À partir du 20 décembre 1937 environ, les atrocités à l’encontre des civils, commencées simultanément, passent sur le devant de la scène. Les seules à être planifiées touchent les jeunes hommes (entre 15 et 44 ans), tous accusés d »être des soldats ayant tenté de se fondre dans la population. Ceux sur lesquels on peut mettre la main et qui ne parviennent pas à se justifier sont généralement fusillés, en groupe eux aussi. De nombreux autres Nankinois des deux sexes et de tous âges trouvent aussi la mort, de manière assez constante sur la période, mais cette fois sans caractère systématique, sous la forme de meurtres individuels, au gré des patrouilles et des maraudages nippons.
Les témoignages abondent de Chinois abattus parce qu’ils s’enfuient ou juste pour s’amuser. Nombreux sont les assassinats motivés par le pillage, plus nombreux encore ceux accompagnant les viols, surtout quand des parents ou voisins de la femme agressée tentent de s’y opposer.
Les multiples témoignages sur ces terribles journées donnent le tournis, et offrent d’abord l’image d’atrocités tous azimuts, sans logique ni projet autre qu’une terrorisation totale de la population dans son ensemble. Qu’on examine, parmi bien d’autres exemples possibles, un fragment du journal du révérend américain John G. Magee, président de la section de Nankin de la Croix-Rouge, à la date du 22 décembre :
« Quels spectacles j’ai vus aujourd’hui à l’hôpital de la tour du Tambour ! Le cadavre d’un petit garçon, âgé de sept ans, dont l’abdomen avait été transpercé quatre ou cinq fois à la baïonnette, et que nous ne parvînmes pas à sauver. À nouveau une femme, de dix-neuf ans, enceinte de six mois (de son premier enfant) et qui résista à son viol. Elle fut poignardée environ sept fois au visage et huit fois aux jambes, et elle a aussi une entaille profonde d’environ 5 cm à l’abdomen. C’est elle qui lui fit perdre son bébé. On la sauvera.

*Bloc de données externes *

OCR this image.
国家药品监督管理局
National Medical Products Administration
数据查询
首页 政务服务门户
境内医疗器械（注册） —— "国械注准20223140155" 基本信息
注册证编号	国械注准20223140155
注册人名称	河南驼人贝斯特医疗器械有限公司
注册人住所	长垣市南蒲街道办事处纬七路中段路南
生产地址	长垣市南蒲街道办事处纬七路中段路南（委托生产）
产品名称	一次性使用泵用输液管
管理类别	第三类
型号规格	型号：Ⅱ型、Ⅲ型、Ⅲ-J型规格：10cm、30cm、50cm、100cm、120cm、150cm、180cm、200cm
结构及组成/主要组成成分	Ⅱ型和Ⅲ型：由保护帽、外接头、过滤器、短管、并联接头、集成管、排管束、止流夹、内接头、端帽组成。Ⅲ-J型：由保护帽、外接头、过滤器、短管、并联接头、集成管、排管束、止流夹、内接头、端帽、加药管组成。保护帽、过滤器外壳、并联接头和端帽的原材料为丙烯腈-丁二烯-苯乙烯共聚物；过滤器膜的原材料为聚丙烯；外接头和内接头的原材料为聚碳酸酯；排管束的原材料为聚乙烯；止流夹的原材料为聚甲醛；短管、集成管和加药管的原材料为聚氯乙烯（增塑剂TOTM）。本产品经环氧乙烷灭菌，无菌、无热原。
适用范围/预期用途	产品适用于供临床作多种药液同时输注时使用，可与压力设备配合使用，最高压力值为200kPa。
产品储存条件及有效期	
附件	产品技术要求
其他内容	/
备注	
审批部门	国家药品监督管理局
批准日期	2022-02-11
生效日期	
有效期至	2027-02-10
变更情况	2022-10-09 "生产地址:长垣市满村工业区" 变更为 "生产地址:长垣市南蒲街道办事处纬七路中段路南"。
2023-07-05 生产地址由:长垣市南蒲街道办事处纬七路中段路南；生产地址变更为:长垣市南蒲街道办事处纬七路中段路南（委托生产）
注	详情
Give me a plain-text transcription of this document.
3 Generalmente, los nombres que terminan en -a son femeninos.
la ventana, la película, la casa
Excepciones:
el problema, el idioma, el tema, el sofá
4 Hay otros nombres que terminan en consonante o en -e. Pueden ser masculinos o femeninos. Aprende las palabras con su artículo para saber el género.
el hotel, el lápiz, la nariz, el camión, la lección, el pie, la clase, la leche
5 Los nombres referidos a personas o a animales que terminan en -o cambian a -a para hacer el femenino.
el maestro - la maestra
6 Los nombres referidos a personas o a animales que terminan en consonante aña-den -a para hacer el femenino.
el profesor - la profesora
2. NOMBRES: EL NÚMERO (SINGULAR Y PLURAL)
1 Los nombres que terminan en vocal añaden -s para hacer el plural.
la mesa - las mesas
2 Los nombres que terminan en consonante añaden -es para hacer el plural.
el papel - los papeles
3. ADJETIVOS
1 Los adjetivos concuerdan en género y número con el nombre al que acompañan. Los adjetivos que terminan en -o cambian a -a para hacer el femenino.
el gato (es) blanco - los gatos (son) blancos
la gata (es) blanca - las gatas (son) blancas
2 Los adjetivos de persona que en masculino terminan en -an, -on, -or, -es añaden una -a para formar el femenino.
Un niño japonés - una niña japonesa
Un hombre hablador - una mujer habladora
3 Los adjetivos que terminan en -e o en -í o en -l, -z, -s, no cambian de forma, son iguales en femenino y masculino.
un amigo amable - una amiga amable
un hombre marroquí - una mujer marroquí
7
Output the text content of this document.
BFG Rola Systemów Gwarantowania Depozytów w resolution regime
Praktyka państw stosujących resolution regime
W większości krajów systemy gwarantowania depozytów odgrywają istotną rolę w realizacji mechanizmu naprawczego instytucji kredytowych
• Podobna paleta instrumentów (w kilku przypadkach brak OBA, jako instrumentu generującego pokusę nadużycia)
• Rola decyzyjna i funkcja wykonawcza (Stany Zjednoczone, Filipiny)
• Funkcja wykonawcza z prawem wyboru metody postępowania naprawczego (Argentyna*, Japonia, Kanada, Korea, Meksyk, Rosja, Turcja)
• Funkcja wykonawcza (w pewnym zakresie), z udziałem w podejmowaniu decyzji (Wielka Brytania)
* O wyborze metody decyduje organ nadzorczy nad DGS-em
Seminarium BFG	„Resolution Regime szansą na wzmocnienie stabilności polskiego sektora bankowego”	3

J’ai vu une petite fille de dix ans qui regardait l’entrée des soldats japonais avec son père et sa mère près d’un abri dans notre Zone refuge. Les militaires tuèrent ses parents et lui infligèrent une horrible blessure au coude qui l’estropiera à vie. Une autre femme, employée par l’International Export Company, était dans une maison de Hsiakwan quand les soldats entrèrent. Ils tuèrent tous les autres occupants, sans raison, et lui donnèrent au cou un terrible coup de baïonnette, probablement dans l’intention de la tuer. L’incroyable est qu’elle soit toujours en vie, quoique le Dr Wilson dise qu’elle ne pourra plus se servir d’une jambe et d’un bras (elle est morte ensuite). Un autre, un paysan, fut entraîné avec beaucoup d’autres, et abattu à la mitrailleuse comme tant de milliers de civils le furent, mais il ne mourut pas. Le docteur me dit cependant hier qu’il ne survivrait pas.»